En cause d’appel, les parties seront déboutées de leurs demandes en application des dispositions de l’article 700 du code de procédure civile, à l’exception de la société, [A], [B], à laquelle la SMABTP, qui l’a assignée à tort, devra verser la somme de 1 500 euros en application des dispositions de l’article 700 du code de procédure civile.

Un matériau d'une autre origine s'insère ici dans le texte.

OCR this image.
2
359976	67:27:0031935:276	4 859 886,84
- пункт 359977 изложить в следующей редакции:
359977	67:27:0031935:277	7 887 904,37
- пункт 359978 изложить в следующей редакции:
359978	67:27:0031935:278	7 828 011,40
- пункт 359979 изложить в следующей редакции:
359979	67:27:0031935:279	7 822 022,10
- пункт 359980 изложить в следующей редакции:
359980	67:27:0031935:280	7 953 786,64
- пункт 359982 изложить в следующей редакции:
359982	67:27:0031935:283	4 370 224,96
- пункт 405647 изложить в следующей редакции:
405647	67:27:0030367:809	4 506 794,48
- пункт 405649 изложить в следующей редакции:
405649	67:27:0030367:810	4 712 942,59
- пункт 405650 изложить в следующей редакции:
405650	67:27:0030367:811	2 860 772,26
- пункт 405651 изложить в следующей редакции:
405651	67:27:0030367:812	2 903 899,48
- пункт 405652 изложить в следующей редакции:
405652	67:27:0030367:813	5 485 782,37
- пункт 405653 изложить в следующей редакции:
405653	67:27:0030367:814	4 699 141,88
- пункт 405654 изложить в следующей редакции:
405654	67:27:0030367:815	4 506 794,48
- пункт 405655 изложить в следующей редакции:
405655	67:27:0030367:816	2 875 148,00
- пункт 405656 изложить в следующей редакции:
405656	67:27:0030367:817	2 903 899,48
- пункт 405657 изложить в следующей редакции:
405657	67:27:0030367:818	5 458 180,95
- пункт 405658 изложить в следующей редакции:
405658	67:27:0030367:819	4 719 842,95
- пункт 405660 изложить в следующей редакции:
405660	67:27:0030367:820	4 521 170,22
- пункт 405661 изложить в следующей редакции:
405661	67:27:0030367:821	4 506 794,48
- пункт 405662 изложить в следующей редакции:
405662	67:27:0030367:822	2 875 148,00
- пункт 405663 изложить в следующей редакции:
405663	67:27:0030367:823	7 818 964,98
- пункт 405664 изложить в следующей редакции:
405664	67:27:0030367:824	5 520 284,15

Les appelantes, qui succombent dans leur appel, seront condamnées aux dépens d’appel.
PAR CES MOTIFS
La cour, par arrêt contradictoire,
Confirme le jugement rendu le 25 novembre 2021 par le tribunal judiciaire de Montpellier sauf en ce qu’il a débouté la société, [A], [B] de sa demande tendant à voir son appel en cause déclaré irrecevable ;
Statuant du chef infirmé,
Déclare irrecevable l’appel en cause de la société, [B] par la SMABTP ;
Y ajoutant,
Déboute la SCI le Carré du Roi, la SARL Vestia Promotions, la SAS Eiffage Génie Civil et la SA SMABTP de leurs demandes en application des dispositions de l’article 700 du code de procédure civile ;
Condamne la SA SMABTP à payer à la société, [A], [B] la somme de 1 500 euros en application des dispositions de l’article 700 du code de procédure civile ;
Condamne la SCI le Carré du Roi et la SARL Vestia Promotions aux dépens d’appel.